Ich denke ja an MicroATX. Bin mir aber nicht sicher. Deswegen frag ich lieber nochmal. Auf meinem Mainboard steht 1996 drauf. Ich kann nciht mithilfe eines Programmes die Größe herausfinden, da der PC momentan garnicht läuft .

Wollt nur nochmal kurz fragen 

Danke


----------



## Singlecoreplayer2500+ (18. Oktober 2011)

*AW: Welche Größe hat mein Mainboard?*

Hört sich sehr interessant an ... poste mal bitte nen Bild 

Kauf dir doch einfach nen Midi-Tower deiner Wahl ... da passt ATX, mATX und oft sogar ITX rein ...


----------



## mickythebeagle (18. Oktober 2011)

*AW: Welche Größe hat mein Mainboard?*

evtl. ein MSI n1996 ?
Medion verbaut gerne MSI OEM Boards !
MSI 1996 - Google-Suche


----------



## der_knoben (18. Oktober 2011)

*AW: Welche Größe hat mein Mainboard?*

Lad dir mal Everest runter und dann guckst du mal, was da bei COmputer oder so ähnlich steht, was für nen MB drin ist. Poste aber bitte nicht den ganzen Bericht, den liest eh keiner. Ansonsten wäre deine Hardware auch ganz interessant. Ein Bild hilft auch sehr gut.


----------



## Clean up Dan (18. Oktober 2011)

*AW: Welche Größe hat mein Mainboard?*



mickythebeagle schrieb:


> evtl. ein MSI n1996 ?
> Medion verbaut gerne MSI OEM Boards !
> MSI 1996 - Google-Suche



Ja das wirds sein. welche größe hat das?

Passt das in das K62 ?


----------



## Bruce112 (18. Oktober 2011)

*AW: Welche Größe hat mein Mainboard?*

die fertig pc haben meistens immer micro atx board drin , wenn du ne midi atx gehäuse nimmst passt alles rein .

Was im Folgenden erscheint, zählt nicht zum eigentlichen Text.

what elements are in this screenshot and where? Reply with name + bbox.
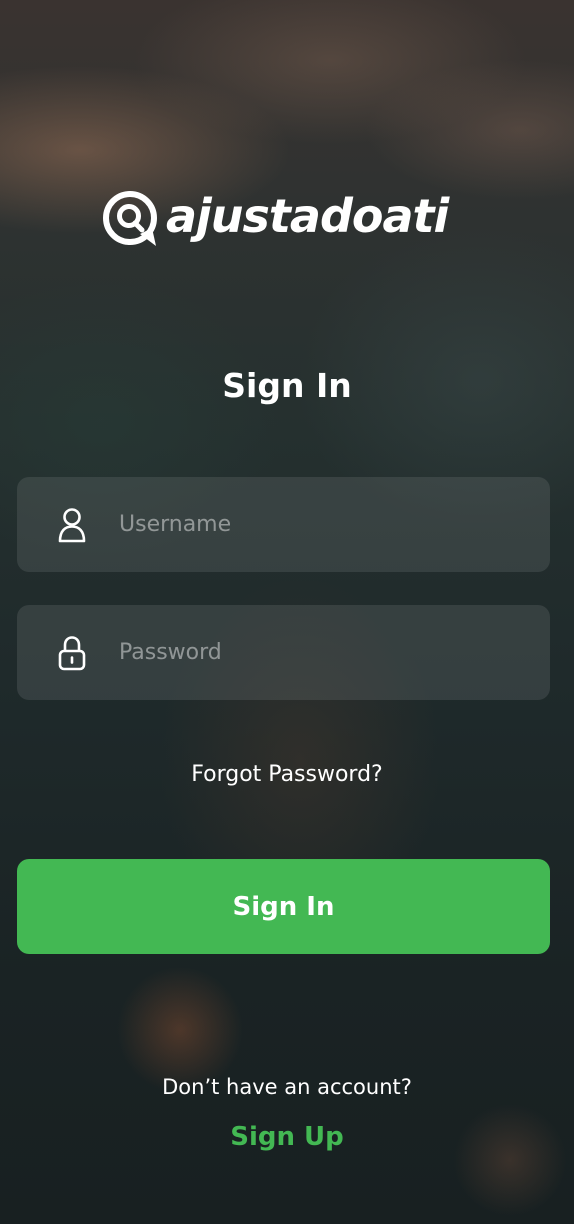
signin-screen: ajustadoati Sign In Forgot Password? Sig… xyxy=(0,0,574,1224)
brand-logo: ajustadoati xyxy=(100,186,470,252)
sign-up-link[interactable]: Sign Up xyxy=(0,1122,574,1152)
password-field[interactable] xyxy=(17,605,550,700)
forgot-password-link[interactable]: Forgot Password? xyxy=(0,762,574,787)
username-input[interactable] xyxy=(117,503,501,546)
sign-in-button[interactable]: Sign In xyxy=(17,859,550,954)
page-title: Sign In xyxy=(222,366,352,405)
username-field[interactable] xyxy=(17,477,550,572)
brand-name: ajustadoati xyxy=(166,189,449,243)
password-input[interactable] xyxy=(117,631,501,674)
lock-icon xyxy=(55,633,89,673)
no-account-text: Don’t have an account? xyxy=(162,1075,412,1099)
chat-bubble-search-icon xyxy=(103,191,157,246)
user-icon xyxy=(55,505,89,545)
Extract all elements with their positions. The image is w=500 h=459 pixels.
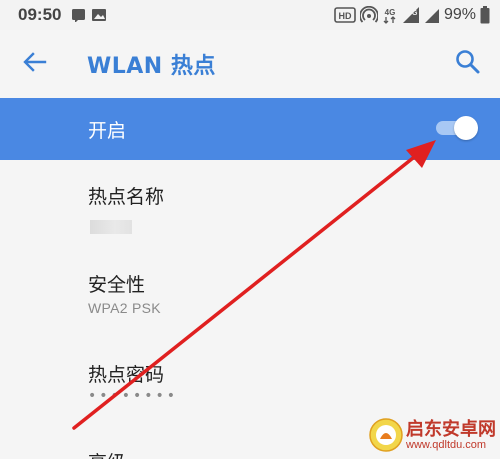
watermark: 启东安卓网 www.qdltdu.com [366, 413, 496, 457]
hotspot-toggle-row[interactable]: 开启 [0, 98, 500, 160]
item-title: 热点密码 [88, 364, 165, 386]
security-item[interactable]: 安全性 WPA2 PSK [0, 250, 500, 338]
item-summary: WPA2 PSK [88, 300, 161, 316]
watermark-url: www.qdltdu.com [406, 439, 487, 451]
switch-thumb [454, 116, 478, 140]
hotspot-switch[interactable] [436, 116, 478, 140]
hd-icon: HD [334, 7, 356, 23]
status-bar: 09:50 HD 4G G 99% [0, 0, 500, 30]
search-icon[interactable] [454, 48, 482, 76]
4g-icon: 4G [383, 8, 396, 24]
password-dots: •••••••• [88, 388, 179, 404]
signal-icon-2 [424, 9, 439, 23]
hotspot-name-item[interactable]: 热点名称 [0, 162, 500, 250]
app-bar: WLAN 热点 [0, 30, 500, 96]
watermark-text: 启东安卓网 [406, 419, 496, 440]
svg-text:4G: 4G [385, 8, 396, 17]
watermark-logo-icon [369, 418, 403, 452]
toggle-label: 开启 [88, 120, 127, 142]
hotspot-name-value-redacted [90, 220, 132, 234]
svg-text:G: G [412, 10, 418, 17]
message-icon [72, 9, 85, 20]
item-title: 热点名称 [88, 186, 165, 208]
battery-icon [480, 6, 490, 24]
back-arrow-icon[interactable] [22, 49, 48, 75]
svg-text:HD: HD [338, 11, 351, 21]
signal-icon: G [402, 7, 419, 23]
item-title: 安全性 [88, 274, 146, 296]
status-time: 09:50 [18, 5, 62, 24]
notification-icons [72, 9, 106, 22]
status-icons: HD 4G G 99% [334, 5, 490, 25]
item-title: 高级 [88, 448, 126, 459]
battery-percent: 99% [443, 6, 476, 23]
page-title: WLAN 热点 [87, 54, 216, 79]
hotspot-icon [359, 6, 378, 23]
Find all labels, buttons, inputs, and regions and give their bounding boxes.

die loch abstände sind alle vordefiniert sprich ins midi gehäuse kannst du micro atx board + atx board einbauen ,die haben alle standartmaße .


die nächste frage ist welcher grafikarte hast du gekauft un welcher netzteil hast du 

ich denke mal fortron netzteil 400 watt

hast du kein zollstock oder lineal zu hause rumfliegen , kannst ja abmessen .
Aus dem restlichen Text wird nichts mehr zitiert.